Enfin, les communes ont aussi un rôle à jouer. La plupart des mesures en faveur du climat sont appliquées à leur échelle. Les initiatives locales ne doivent pas attendre que les plans directeurs cantonaux aient été actualisés. Les communes peuvent agir directement, en tant que maîtres d’œuvre exemplaires ou, notamment, en réalisant certaines des 60 mesures décrites dans le guide Starthilfe kommunaler Klimaschutz (aide à la protection du climat pour les communes) de la Haute école de Suisse orientale (OST).

Exit le gris. Place au bleu et au vert. L’aménagement du territoire peut contribuer de façon déterminante à la protection et à l’adaptation climatiques, à toutes les échelles. Ici: un bâtiment administratif au Zählerweg, à Zoug. Photo: Lukas Bühlmann.

Inscrire, organiser, rassembler l’existant

Que ce soit au niveau de la Confédération, des cantons ou des communes, la mission de l’aménagement du territoire est d’inscrire les stratégies, les concepts et les plans dans les instruments formels de planification. Il faut organiser les thèmes de manière logique (voir le plan directeur valaisan) et formuler des mesures concises et ciblés. C’est de cette manière seulement que l’on peut encourager de nouvelles formes de mobilité, réduire les émissions de gaz à effet de serre, préserver la biodiversité, régénérer les écosystèmes et protéger les sols et le climat. À l’heure actuelle, cette fonction des instruments existants n’est pas encore suffisamment prise en compte, alors qu’ils pourraient assumer un rôle plus incisif dans le pilotage.
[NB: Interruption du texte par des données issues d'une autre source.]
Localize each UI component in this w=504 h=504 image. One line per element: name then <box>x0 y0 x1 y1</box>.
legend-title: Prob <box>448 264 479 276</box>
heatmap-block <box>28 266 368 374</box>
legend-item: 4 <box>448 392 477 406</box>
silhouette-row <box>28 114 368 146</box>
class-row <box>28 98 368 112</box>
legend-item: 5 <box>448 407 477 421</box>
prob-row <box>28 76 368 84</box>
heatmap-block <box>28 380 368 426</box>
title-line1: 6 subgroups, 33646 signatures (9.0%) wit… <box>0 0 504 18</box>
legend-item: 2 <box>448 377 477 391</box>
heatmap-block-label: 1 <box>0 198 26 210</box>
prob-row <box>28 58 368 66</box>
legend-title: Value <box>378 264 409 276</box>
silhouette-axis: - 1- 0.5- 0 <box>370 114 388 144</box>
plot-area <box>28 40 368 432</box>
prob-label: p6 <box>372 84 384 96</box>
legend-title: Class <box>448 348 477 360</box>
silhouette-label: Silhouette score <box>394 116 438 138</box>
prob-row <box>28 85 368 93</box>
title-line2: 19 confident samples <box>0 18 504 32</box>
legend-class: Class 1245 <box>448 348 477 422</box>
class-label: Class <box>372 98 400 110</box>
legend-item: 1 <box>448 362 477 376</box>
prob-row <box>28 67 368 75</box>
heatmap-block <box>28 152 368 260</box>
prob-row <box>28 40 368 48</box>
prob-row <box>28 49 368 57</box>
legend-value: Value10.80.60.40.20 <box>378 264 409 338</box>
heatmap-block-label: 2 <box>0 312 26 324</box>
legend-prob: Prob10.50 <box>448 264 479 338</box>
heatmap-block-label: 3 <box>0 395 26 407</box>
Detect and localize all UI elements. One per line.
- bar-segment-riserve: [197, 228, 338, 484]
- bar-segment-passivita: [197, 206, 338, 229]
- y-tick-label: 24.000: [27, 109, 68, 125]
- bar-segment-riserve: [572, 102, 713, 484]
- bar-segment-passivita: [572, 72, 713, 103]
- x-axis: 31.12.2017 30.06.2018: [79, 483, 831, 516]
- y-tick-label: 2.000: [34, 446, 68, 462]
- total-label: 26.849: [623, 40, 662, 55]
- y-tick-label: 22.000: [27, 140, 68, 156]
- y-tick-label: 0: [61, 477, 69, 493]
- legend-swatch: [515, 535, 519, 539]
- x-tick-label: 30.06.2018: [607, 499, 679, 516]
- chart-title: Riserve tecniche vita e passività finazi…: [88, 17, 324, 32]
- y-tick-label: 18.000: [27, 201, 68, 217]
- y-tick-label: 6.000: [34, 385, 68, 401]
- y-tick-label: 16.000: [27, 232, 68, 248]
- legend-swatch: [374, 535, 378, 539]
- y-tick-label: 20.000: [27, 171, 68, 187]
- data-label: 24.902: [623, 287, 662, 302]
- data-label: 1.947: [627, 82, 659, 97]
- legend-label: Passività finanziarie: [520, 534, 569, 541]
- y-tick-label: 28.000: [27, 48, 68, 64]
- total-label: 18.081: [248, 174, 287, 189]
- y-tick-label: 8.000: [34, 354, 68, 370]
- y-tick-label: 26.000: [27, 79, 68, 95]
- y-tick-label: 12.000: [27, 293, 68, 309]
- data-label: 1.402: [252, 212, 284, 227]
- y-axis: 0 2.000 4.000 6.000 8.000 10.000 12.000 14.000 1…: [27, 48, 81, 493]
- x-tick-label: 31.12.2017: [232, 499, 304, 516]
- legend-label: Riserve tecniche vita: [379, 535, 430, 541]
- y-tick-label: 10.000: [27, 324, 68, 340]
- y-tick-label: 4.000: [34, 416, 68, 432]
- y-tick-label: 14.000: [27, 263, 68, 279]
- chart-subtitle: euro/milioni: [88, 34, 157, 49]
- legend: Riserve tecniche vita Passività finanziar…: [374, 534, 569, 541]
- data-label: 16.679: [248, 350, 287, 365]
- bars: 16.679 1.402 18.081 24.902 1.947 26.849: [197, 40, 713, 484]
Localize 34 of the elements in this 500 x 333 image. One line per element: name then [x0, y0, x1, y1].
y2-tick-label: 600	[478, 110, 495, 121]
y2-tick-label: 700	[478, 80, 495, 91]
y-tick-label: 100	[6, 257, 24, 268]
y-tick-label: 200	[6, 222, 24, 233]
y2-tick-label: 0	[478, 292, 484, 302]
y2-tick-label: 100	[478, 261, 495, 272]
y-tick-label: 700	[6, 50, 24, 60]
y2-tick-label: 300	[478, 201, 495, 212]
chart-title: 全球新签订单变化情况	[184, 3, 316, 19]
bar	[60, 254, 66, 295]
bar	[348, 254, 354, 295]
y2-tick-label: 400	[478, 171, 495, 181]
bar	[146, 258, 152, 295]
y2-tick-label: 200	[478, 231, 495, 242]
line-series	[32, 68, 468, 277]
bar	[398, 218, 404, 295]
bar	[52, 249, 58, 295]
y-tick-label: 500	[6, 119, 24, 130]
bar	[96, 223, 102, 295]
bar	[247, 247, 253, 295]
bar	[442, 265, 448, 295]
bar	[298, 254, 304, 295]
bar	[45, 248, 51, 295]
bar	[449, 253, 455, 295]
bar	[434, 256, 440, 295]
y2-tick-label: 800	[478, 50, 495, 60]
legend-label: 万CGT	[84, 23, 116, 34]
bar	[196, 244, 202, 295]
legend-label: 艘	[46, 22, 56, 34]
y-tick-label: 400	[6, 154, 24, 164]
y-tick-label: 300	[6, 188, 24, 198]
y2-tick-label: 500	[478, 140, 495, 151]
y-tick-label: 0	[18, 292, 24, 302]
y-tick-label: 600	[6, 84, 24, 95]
Afin d’aller plus loin, la révision du Projet de territoire Suisse serait un bon début. Elle devrait intégrer des mesures de protection du climat et d’adaptation au changement climatique qui seraient désormais contraignantes pour toutes les autorités. La poursuite de ce concept serait inscrite dans les plans directeurs cantonaux, soit sur une base volontaire, soit sous la forme de nouveaux contenus minimaux en matière climatique imposés par la Confédération dans la loi sur l’aménagement du territoire. De leur côté, les communes disposent de grandes possibilités d’action au travers de leurs plans d’affectation. Dans leurs règlements des construction et d’affectation de portée générale, elles peuvent imposer des standards durables, des cycles d’utilisation des matériaux aussi fermés que possible ou, lorsque cela fait sens, le raccordement à un réseau de chauffage à distance par exemple. Lors de la transformation d’anciens bâtiments, elles peuvent prescrire des taux de surfaces vertes, d’arborisation ou des alternatives aux rocailles.

Si chaque niveau pense de manière pratique à la protection du climat, il apporte une contribution à un habitat durable. Avancer à petits pas vaut toujours mieux que ne pas avancer du tout. La protection du climat a de nombreuses facettes et se situe dans le domaine d’action de l’aménagement du territoire. Relevons donc ce défi!